🤖 AI Summary
In contrastive learning, aggressive data augmentation often erodes critical equivariant properties of music—such as tonality and rhythmic structure—thereby degrading downstream performance (e.g., query-by-humming). To address this, we propose Leave-One-Equivariant (LOEV), the first framework in self-supervised music representation learning to explicitly model *selective equivariance*: it preserves invariance under most augmentations while enforcing equivariant responses to music-specific transformations (e.g., pitch shift, time stretch). We further extend LOEV to LOEV++, enabling augmentation-attribute-driven disentangled representation learning and targeted retrieval. Experiments demonstrate that LOEV/LOEV++ significantly mitigates information loss induced by over-strong invariance, yielding substantial gains on augmentation-sensitive tasks and cross-modal music retrieval, while retaining competitive general-purpose representation quality.
📝 Abstract
Contrastive learning has proven effective in self-supervised musical representation learning, particularly for Music Information Retrieval (MIR) tasks. However, reliance on augmentation chains for contrastive view generation and the resulting learnt invariances pose challenges when different downstream tasks require sensitivity to certain musical attributes.
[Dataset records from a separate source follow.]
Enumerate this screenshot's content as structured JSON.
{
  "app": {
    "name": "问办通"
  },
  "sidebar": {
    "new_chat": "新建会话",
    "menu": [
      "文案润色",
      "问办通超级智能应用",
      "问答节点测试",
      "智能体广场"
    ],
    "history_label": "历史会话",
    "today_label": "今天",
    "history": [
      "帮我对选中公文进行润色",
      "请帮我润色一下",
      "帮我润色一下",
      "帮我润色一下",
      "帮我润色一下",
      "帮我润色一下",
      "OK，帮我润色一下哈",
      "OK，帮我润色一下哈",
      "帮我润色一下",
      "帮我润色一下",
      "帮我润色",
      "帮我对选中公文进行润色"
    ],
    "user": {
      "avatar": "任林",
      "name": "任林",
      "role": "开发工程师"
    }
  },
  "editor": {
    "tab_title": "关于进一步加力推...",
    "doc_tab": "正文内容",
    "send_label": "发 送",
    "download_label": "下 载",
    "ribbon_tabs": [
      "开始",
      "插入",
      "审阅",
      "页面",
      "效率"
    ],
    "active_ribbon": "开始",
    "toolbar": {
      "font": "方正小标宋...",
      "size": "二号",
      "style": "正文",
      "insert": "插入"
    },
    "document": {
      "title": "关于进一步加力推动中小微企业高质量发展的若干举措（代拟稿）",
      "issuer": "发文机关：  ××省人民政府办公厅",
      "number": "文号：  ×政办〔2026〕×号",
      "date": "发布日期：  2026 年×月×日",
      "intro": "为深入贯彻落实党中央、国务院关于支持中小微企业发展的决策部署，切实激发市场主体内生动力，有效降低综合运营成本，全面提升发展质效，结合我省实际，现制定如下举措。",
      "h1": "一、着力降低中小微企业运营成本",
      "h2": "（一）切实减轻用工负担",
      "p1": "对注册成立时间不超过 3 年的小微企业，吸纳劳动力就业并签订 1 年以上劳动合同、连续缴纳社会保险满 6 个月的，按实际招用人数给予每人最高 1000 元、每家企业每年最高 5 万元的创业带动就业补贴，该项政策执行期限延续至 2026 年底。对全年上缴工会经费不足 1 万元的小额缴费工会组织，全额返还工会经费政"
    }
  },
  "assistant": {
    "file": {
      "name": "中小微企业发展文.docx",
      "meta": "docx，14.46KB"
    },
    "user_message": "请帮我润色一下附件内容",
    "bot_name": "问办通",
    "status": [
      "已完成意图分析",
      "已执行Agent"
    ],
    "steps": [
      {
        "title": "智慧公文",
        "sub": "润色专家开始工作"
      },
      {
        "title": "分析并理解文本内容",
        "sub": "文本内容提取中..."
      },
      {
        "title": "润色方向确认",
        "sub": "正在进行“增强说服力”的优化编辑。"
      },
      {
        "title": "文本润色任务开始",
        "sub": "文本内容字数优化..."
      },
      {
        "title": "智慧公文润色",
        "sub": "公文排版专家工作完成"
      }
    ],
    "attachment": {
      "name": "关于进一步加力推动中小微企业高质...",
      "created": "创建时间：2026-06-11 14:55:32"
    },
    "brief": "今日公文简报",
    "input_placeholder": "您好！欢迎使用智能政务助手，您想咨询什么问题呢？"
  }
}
To address this, we propose the Leave One EquiVariant (LOEV) framework, which introduces a flexible, task-adaptive approach compared to previous work by selectively preserving information about specific augmentations, allowing the model to maintain task-relevant equivariances. We demonstrate that LOEV alleviates information loss related to learned invariances, improving performance on augmentation related tasks and retrieval without sacrificing general representation quality. Furthermore, we introduce a variant of LOEV, LOEV++, which builds a disentangled latent space by design in a self-supervised manner, and enables targeted retrieval based on augmentation related attributes.